In testimony before the committee on Feb. 13, Kirsten Koch, vice president of Public Policy for the Business and Industry Association of New Hampshire, of which Casella is a member, opposed the bill, saying it is unnecessary, that the date 2031 is arbitrary, and that it takes six to 10 years to obtain a landfill permit. She said it “basically allows for applications to be held while the goalpost is moved, whether it’s the rules or legislation.”
In their deliberations on Feb. 14, committee members agreed a moratorium is a good idea, but they questioned the seven-year delay and settled on four years. Yet during its executive session on Feb. 20, Chair Rep. Judy Aron (R-South Ackworth) said she had reconsidered and thought halting new permits only until 2027 would be sufficient.
“I feel more comfortable with the 2027 date simply because, you know, we’re making some policy changes and DES is working through the rule updates, and I think ... giving it until 2027 for all the dust to settle is more, I feel more comfortable with that date as opposed to waiting yet one more year for this pause.”
Rep. Peter Bixby (D-Dover) pointed out the Society for the Protection of New Hampshire Forests strongly supports the bill with its original date of 2031, but said, in the spirit of compromise, he can support an end date of 2028, but not 2027.
“I think 2028 is the best date to meet what we are hearing from our constituents in the North Country and also from the Forest Society,” he said.
Rep. Molly Howard (D-Hancock) agreed 2027 is an insufficient amount of time to determine whether the new criteria are sound. She said, “A permit has been put in, and I think that just kicking it down the road is dangerous, because there is a very aggressive pursuit of sites.”
Rep. Linda Haskins (D-Exeter) argued for the original 2031 date, saying, “there are maneuvers going on right now as we sit here” to undermine environmental protections.
Comtois argued for the 2027 end date, saying, “DES is coming out with a whole set of rules this summer. We’re gonna get to look at them. We’re gonna get to examine them. The people that are applying for permits will get to understand what the new guidelines are. We’ll get to assess the things that this committee has been talking about over the next legislative cycle. And the thing is, if in 2026 if we feel that things aren’t going the way they should, there can always be another bill put in.”
Rep. Sherry Dutzy (D-Nashua) argued having a moratorium puts pressure on the state to focus on the priority of source reduction. “I sense that there’s a lot of resistance on the part of industry and on the part of politicians to really move forward with source reduction, which is where we need to be,” she said. “I would like to see 2031, but in the preference for coming to a consensus, I could agree to 2028.”
Rep.
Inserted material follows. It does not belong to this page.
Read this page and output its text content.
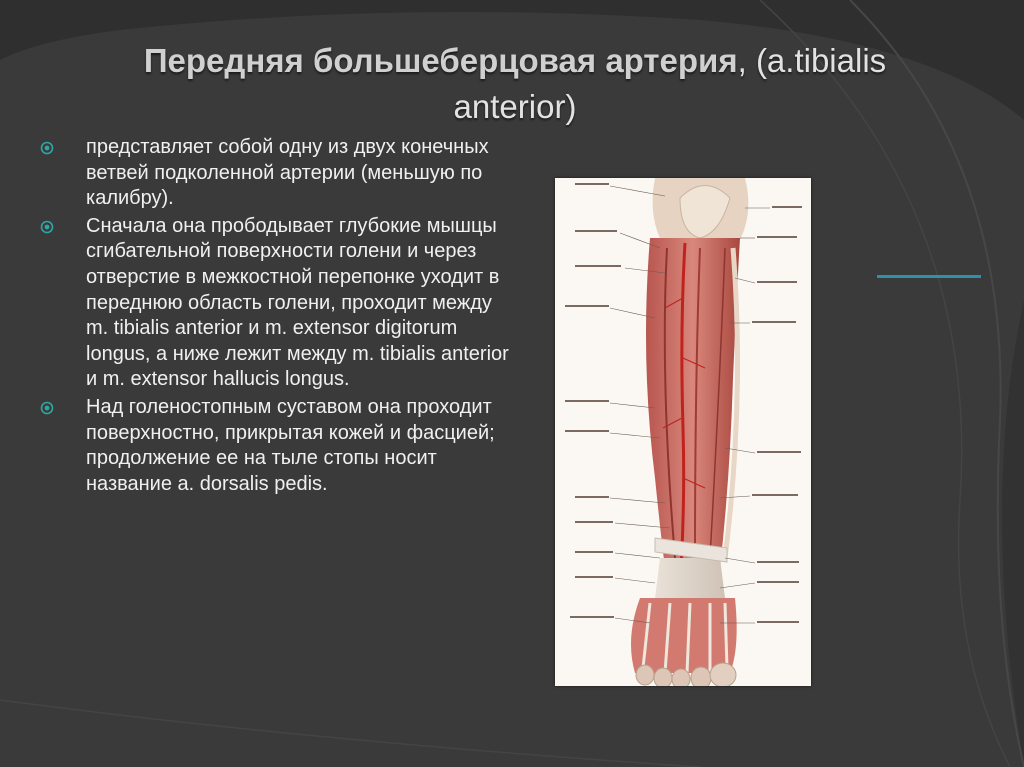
Передняя большеберцовая артерия, (a.tibialis anterior)
представляет собой одну из двух конечных ветвей подколенной артерии (меньшую по калибру).
Сначала она прободывает глубокие мышцы сгибательной поверхности голени и через отверстие в межкостной перепонке уходит в переднюю область голени, проходит между m. tibialis anterior и m. extensor digitorum longus, а ниже лежит между m. tibialis anterior и m. extensor hallucis longus.
Над голеностопным суставом она проходит поверхностно, прикрытая кожей и фасцией; продолжение ее на тыле стопы носит название a. dorsalis pedis.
Nicholas Germana (D-Keene), who co-sponsored the bill, pointed out that latest draft of the DES landfill siting regulations shows “further weakening of standards, based upon even the draft that we had in January, which had weakened the standards from October. That does not give me a lot of confidence that we’re headed in the right direction, so I would actually like to see this [bill] stronger. I think 2028 is already a real compromise on the part of people who would like a much more robust bill.”
Aron, who had supported the earliest date, said, “In listening to all this really good reasoning going on, I will in fact be supporting 2028.”
That amendment passed the committee, 16-2, with Comtois and Brouillard voting against it. The committee then unanimously voted to recommend sending it to the full House with a recommendation of “ought to pass with amendment.”